PROVIDENCE, R.I. (AP) - Two Rhode Island inmates serving life in prison are suing to overturn a state law that declares them civilly dead.
Joshua Davis, 34, and James Lombardi, 35, argued in federal court Monday that the Civil Death Act violates their first and fifth amendment rights by preventing them from suing the state Department of Corrections, the Providence Journal reported.
A lawyer arguing for the state affiliate of the American Civil Liberties Union asked the court to declare the law unconstitutional so Davis and Lombardi can voice their grievances in state court. Prosecutors said Davis and Lombardi’s suit should be dismissed since there is no federal right to bring lawsuits.

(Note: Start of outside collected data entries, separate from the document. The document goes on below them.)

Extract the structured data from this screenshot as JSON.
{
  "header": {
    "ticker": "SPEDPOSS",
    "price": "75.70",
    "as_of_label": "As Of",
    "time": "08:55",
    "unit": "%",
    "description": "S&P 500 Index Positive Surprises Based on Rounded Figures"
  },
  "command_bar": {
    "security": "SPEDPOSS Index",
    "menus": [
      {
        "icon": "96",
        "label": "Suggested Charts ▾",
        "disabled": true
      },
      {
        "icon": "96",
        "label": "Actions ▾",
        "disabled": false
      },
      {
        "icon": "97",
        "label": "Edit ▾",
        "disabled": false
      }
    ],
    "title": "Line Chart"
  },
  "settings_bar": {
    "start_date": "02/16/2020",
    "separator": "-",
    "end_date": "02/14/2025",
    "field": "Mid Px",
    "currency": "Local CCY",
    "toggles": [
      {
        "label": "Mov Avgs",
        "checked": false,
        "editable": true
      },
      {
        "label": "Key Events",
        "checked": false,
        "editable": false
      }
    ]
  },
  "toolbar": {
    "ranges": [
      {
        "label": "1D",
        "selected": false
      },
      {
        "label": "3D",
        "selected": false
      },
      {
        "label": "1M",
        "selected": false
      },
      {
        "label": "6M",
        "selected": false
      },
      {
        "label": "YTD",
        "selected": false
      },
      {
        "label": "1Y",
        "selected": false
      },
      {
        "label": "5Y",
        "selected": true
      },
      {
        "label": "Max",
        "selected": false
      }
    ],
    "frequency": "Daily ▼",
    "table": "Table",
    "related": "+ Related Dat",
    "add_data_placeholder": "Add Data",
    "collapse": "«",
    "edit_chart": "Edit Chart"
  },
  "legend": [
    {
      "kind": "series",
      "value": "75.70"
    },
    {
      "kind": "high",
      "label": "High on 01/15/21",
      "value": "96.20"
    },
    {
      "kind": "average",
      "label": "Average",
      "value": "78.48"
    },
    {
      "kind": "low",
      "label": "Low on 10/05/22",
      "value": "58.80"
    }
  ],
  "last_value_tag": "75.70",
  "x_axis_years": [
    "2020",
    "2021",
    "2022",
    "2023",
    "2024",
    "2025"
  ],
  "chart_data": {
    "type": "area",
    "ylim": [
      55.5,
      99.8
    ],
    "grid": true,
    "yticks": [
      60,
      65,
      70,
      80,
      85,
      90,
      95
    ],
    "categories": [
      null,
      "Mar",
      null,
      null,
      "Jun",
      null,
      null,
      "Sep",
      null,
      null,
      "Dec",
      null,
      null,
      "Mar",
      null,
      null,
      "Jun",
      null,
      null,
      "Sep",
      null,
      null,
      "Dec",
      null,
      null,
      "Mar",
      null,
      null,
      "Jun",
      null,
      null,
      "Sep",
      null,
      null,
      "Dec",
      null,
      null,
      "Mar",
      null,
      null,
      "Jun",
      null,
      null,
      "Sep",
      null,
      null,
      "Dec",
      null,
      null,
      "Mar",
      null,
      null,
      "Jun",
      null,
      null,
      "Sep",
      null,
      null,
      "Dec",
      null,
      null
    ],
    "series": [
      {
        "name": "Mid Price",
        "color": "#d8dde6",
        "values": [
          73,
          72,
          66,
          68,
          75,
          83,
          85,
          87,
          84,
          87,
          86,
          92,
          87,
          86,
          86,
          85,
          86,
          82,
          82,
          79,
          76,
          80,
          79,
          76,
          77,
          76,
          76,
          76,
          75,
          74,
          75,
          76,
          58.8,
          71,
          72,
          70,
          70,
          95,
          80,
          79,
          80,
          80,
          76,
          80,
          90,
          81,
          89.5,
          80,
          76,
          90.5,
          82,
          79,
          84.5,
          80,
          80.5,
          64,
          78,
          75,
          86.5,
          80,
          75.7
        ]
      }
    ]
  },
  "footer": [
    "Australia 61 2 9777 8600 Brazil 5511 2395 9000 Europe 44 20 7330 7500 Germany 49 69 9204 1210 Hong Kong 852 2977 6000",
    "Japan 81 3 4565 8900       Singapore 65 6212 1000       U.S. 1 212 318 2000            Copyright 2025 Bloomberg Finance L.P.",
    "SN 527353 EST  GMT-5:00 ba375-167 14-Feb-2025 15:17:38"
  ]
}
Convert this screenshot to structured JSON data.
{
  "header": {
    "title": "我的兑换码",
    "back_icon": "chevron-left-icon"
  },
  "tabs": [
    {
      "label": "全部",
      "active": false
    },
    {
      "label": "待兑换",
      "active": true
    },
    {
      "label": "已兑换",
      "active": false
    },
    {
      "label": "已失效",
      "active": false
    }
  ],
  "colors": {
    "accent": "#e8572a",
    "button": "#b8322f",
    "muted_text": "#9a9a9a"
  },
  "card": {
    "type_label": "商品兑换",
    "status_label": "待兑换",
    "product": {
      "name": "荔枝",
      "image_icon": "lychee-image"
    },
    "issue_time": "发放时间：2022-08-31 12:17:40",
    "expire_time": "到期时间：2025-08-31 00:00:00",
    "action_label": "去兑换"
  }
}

Lombardi seeks to sue the Department of Corrections for negligence after he says his leg was cut on the sharp edge of a footlocker in his cell. He was sentenced to serve life in 2018 after he admitted to beating and strangling a Massachusetts woman to death and burying her behind a vacant house.
Davis wants to sue the department for medical malpractice after he says a nurse used a dirty needle to inject him with insulin. Davis is serving life without parole for first-degree murder in the 2006 abduction and death of 8-year-old Savannah Smith. He admitted to driving Savannah to a wooded section of Cranston, where he raped, strangled and beat her.